Both Russian officials and activists in Ukraine's east have sought to present the recent seizure of buildings in the region as an equivalent response to the actions pro-Europe protesters took in Kiev in late 2013 and earlier this year.
The activists in Donetsk are demanding a referendum on the future of the largely Russian-speaking region, the home of the deposed Mr. Yanukovych, which has long had closer relations with Russia than much of the rest of Ukraine.
Pro-Russian protesters gather outside the seized City Hall in Mariupol, Ukraine, on Thursday. European Pressphoto Agency
But when pressed on Friday, neither Mr. Pushilin nor other leaders of the uprising could say what exact question they hope to pose on any referendum on the region's "self determination." Mr.
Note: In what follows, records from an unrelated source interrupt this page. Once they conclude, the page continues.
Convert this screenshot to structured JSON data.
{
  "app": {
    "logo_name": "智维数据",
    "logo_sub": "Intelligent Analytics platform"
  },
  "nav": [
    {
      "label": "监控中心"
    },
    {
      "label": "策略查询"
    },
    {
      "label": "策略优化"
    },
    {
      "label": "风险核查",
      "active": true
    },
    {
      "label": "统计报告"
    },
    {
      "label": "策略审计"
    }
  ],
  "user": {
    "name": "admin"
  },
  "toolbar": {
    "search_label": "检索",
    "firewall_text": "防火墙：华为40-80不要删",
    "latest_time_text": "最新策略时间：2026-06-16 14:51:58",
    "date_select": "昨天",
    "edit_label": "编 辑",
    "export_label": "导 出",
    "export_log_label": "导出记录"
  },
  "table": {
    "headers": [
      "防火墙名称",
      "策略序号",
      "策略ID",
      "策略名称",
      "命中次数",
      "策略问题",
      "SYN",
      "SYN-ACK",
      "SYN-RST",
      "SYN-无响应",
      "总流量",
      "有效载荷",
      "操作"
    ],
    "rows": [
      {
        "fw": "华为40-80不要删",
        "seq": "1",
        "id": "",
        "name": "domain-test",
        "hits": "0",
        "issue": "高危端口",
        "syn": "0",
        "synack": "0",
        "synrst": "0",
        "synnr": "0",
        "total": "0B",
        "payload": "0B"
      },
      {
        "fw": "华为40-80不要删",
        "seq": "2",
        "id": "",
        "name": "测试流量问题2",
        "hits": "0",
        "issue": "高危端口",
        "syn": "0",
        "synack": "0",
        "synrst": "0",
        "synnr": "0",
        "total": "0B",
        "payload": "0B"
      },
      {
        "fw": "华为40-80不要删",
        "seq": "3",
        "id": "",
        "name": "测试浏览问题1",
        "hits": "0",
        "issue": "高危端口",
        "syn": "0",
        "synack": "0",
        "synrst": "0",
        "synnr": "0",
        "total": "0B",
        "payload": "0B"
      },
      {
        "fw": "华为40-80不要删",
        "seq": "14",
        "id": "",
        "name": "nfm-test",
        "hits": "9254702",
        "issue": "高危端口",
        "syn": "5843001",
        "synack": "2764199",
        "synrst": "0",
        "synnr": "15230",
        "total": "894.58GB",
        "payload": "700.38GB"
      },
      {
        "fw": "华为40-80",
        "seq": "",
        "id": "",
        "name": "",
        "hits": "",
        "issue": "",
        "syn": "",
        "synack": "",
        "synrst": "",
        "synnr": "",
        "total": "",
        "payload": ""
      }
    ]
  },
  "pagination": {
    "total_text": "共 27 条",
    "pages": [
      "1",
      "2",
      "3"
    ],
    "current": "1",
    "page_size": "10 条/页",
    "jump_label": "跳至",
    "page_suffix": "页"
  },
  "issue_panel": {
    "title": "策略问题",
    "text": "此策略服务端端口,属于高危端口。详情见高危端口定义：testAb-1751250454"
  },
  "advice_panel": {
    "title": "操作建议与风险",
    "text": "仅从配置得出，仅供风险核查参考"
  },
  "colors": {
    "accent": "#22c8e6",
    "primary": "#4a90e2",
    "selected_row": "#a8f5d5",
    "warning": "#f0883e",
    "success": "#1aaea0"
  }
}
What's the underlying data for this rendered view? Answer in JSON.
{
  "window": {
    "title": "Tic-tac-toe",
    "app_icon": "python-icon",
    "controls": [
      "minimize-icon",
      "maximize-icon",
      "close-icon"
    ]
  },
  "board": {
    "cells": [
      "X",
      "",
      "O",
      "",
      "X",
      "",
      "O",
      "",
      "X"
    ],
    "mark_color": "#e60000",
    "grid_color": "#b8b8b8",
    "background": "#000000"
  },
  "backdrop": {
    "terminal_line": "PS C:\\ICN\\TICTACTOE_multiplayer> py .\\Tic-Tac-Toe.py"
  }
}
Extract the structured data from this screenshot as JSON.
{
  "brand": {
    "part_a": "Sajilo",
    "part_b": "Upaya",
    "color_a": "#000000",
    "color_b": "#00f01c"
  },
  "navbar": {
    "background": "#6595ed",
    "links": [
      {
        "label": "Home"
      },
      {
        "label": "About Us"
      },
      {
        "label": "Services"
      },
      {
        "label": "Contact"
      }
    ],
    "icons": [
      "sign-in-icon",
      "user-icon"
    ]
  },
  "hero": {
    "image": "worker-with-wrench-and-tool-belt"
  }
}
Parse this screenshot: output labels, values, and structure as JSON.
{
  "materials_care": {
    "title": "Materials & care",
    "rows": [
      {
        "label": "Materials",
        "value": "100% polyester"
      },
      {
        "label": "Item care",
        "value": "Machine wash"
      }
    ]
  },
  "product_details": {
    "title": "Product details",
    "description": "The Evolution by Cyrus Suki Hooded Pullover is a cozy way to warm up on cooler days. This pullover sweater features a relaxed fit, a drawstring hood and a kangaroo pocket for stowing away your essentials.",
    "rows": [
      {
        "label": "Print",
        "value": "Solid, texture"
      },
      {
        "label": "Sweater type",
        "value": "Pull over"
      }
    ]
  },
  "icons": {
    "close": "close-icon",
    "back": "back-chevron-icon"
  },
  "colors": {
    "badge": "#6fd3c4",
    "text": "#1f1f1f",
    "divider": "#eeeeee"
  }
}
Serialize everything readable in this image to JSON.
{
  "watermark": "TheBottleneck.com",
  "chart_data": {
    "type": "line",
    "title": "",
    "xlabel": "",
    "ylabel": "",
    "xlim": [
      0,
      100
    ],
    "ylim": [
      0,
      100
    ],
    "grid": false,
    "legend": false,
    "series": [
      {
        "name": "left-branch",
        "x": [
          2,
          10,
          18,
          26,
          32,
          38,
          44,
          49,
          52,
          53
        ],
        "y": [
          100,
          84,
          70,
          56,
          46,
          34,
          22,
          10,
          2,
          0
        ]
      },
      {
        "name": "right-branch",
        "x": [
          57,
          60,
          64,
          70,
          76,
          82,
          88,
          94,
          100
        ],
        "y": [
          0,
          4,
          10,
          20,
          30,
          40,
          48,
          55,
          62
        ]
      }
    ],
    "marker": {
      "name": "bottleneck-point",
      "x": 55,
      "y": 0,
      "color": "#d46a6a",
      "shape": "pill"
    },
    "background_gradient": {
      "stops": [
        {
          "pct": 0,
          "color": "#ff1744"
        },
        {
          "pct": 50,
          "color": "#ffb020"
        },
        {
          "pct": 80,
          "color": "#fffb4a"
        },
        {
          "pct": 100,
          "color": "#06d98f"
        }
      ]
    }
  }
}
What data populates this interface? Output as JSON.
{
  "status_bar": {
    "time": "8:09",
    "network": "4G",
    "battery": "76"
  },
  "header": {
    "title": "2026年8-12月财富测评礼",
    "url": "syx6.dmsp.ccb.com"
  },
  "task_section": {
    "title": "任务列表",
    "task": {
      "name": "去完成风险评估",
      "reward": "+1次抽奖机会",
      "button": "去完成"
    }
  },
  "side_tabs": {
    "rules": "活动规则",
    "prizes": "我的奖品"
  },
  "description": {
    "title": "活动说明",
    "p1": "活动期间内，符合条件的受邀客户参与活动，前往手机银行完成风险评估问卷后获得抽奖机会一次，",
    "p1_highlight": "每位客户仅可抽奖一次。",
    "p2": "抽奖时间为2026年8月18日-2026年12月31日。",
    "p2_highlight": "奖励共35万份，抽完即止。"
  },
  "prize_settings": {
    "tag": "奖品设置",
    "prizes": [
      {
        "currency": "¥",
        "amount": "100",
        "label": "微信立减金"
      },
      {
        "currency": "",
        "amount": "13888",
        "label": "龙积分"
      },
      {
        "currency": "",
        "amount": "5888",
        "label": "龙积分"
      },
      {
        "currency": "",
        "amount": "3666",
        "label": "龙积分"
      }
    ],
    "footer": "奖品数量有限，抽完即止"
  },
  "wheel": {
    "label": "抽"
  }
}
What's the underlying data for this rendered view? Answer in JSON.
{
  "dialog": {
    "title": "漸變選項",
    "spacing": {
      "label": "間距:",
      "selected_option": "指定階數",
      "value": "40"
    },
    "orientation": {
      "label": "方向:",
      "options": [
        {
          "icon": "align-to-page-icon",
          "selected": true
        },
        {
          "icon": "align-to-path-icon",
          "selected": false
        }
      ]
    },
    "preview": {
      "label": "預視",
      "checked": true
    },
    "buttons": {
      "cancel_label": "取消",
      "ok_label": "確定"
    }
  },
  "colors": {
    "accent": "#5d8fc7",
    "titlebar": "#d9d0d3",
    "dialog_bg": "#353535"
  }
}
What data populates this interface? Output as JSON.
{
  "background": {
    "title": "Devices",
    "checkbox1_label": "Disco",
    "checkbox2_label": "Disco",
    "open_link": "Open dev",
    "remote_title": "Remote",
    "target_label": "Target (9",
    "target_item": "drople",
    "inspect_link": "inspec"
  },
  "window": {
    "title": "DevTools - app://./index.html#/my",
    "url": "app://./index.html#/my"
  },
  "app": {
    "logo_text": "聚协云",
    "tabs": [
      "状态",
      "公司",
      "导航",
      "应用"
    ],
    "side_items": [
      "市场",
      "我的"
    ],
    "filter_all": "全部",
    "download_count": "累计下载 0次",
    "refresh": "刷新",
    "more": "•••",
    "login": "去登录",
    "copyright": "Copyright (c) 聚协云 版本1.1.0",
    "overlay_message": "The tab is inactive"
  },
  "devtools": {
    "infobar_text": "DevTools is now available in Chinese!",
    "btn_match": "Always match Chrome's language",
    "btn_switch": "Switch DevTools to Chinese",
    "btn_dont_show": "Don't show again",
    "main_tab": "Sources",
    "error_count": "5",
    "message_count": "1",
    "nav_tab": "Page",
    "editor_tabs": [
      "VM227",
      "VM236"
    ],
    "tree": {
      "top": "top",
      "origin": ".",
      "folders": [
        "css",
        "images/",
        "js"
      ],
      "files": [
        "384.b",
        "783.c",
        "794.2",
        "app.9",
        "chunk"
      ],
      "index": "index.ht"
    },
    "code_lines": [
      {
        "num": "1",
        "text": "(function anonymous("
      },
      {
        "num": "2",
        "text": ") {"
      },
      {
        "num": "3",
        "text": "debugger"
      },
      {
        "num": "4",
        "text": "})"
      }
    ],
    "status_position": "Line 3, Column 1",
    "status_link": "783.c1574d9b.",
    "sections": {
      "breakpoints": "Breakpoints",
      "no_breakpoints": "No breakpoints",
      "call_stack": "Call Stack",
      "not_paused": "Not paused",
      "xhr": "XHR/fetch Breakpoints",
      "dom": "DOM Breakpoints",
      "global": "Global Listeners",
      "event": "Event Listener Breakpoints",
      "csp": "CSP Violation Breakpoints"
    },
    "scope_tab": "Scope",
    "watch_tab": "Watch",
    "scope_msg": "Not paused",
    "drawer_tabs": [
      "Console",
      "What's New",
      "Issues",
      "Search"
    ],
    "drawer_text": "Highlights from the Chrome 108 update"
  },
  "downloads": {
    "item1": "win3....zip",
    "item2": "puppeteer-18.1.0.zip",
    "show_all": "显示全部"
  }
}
Pushilin said it would be the question of the Donetsk region's "sovereignty." Asked if that meant the region would stay part of Ukraine, he said he wouldn't rule it out.
Alexander Khryakov, another leader in the uprising, said the question was being formulated by experts and leaders and couldn't be described yet. Mr. Khryakov said his personal preference is a return to the Soviet Union, which would make the region part of the same country as Russia.
Mr. Khryakov said that authorities in Brussels and Washington, with their support of Kiev, have wakened the "Russian bear." He said: "The Russian bear is us, who stand for the all the hopes of our people here."
—Olga Padorina and Jay Solomon contributed to this article.